Gray waited until Murdock was out of hearing then smiled at the ferocious frown on Maggie Bradford’s face. “Thank you for your concern, Maggie, my love, but I’m fine.”

“Are you?” She stepped closer to him and linked her arm through his. “The blood soaking through the back of your shirt suggests otherwise.”

“A scratch, I’m sure.”

Gray tried to make the words sound flippant but the truth was his back burned like bloody hell.

“Another…accident?” she said, looking down at the splintered ladder scattered on the ground.

“Your admirer is certainly intent on trying to get rid of me.”

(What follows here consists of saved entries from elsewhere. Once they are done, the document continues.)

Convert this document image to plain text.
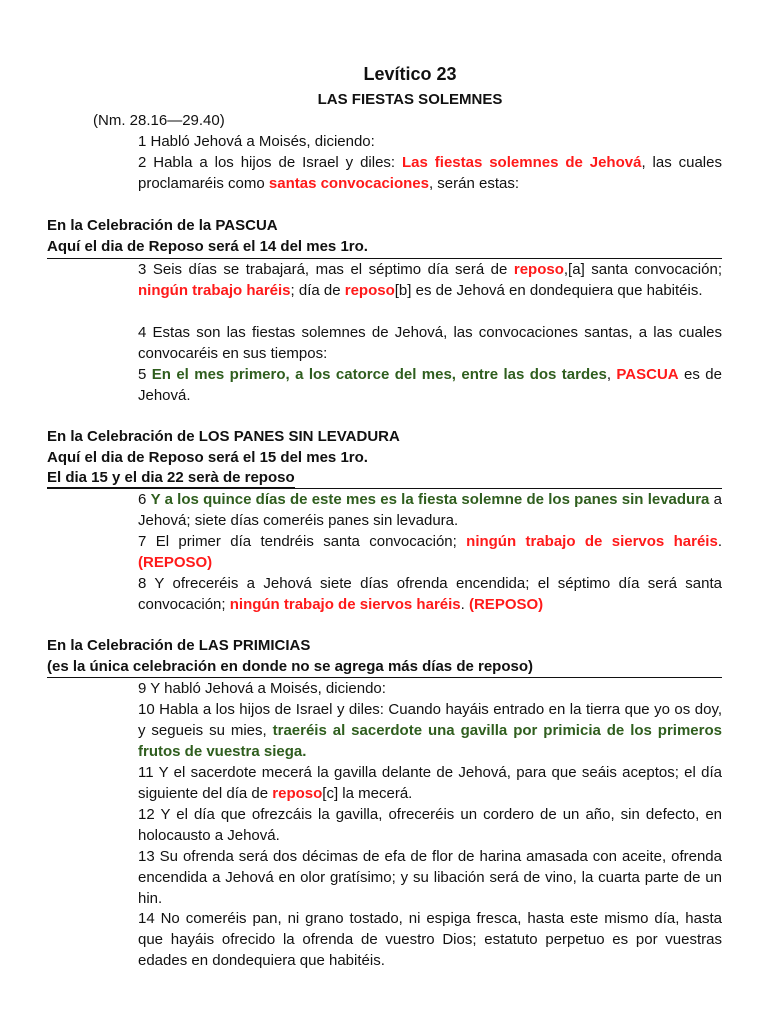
Levítico 23
LAS FIESTAS SOLEMNES
(Nm. 28.16—29.40)
1 Habló Jehová a Moisés, diciendo:
2 Habla a los hijos de Israel y diles: Las fiestas solemnes de Jehová, las cuales proclamaréis como santas convocaciones, serán estas:
En la Celebración de la PASCUA
Aquí el dia de Reposo será el 14 del mes 1ro.
3 Seis días se trabajará, mas el séptimo día será de reposo,[a] santa convocación; ningún trabajo haréis; día de reposo[b] es de Jehová en dondequiera que habitéis.
4 Estas son las fiestas solemnes de Jehová, las convocaciones santas, a las cuales convocaréis en sus tiempos:
5 En el mes primero, a los catorce del mes, entre las dos tardes, PASCUA es de Jehová.
En la Celebración de LOS PANES SIN LEVADURA
Aquí el dia de Reposo será el 15 del mes 1ro.
El dia 15 y el dia 22 serà de reposo
6 Y a los quince días de este mes es la fiesta solemne de los panes sin levadura a Jehová; siete días comeréis panes sin levadura.
7 El primer día tendréis santa convocación; ningún trabajo de siervos haréis. (REPOSO)
8 Y ofreceréis a Jehová siete días ofrenda encendida; el séptimo día será santa convocación; ningún trabajo de siervos haréis. (REPOSO)
En la Celebración de LAS PRIMICIAS
(es la única celebración en donde no se agrega más días de reposo)
9 Y habló Jehová a Moisés, diciendo:
10 Habla a los hijos de Israel y diles: Cuando hayáis entrado en la tierra que yo os doy, y segueis su mies, traeréis al sacerdote una gavilla por primicia de los primeros frutos de vuestra siega.
11 Y el sacerdote mecerá la gavilla delante de Jehová, para que seáis aceptos; el día siguiente del día de reposo[c] la mecerá.
12 Y el día que ofrezcáis la gavilla, ofreceréis un cordero de un año, sin defecto, en holocausto a Jehová.
13 Su ofrenda será dos décimas de efa de flor de harina amasada con aceite, ofrenda encendida a Jehová en olor gratísimo; y su libación será de vino, la cuarta parte de un hin.
14 No comeréis pan, ni grano tostado, ni espiga fresca, hasta este mismo día, hasta que hayáis ofrecido la ofrenda de vuestro Dios; estatuto perpetuo es por vuestras edades en dondequiera que habitéis.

The color drained from her face and Gray regretted the attempt he’d made to humor her.

“Are you able to walk?”
Thankfully, she recovered quickly.

Gray nodded.

“Good. We need to get you someplace where I can see how badly you’re hurt.”

Gray tried to stop his footsteps but she propelled him toward the side gate. “I can tend to it myself, Maggie,
my love.”

“Stop calling me that,
Mister
Delaney.” She walked even faster than before. “And there’s no way you can reach behind you to do anything worthwhile, so don’t pretend you can.”

They walked through the side entrance of Bradford Brewery and down the much-used cobblestone path that the brewery workers trod every morning on their way from their cottages to the brewery.

“How far is your cottage?” she asked when they reached the old wooden bridge that spanned the Rushbourne River.

“It’s at the end of this first lane,” Gray
replied. “If you’ll just see me to my door, Maggie, my lo— Miss Bradford, I’ll take over from there. I’ll send for the doctor if I think—”

“In the first place,” she said, marching him toward his cottage, “you won’t be able to evaluate whether or not a doctor is necessary. And secondly, Doctor Meechum is far too busy to take time to tend something I am more than qualified to handle.”

“Are you always so bossy?”

“Always,” she answered without missing a beat.

They reached his cottage far too quickly and Gray put his hand on the latch to open the door, then stopped. “You realize the risk you’re taking by coming here unescorted?”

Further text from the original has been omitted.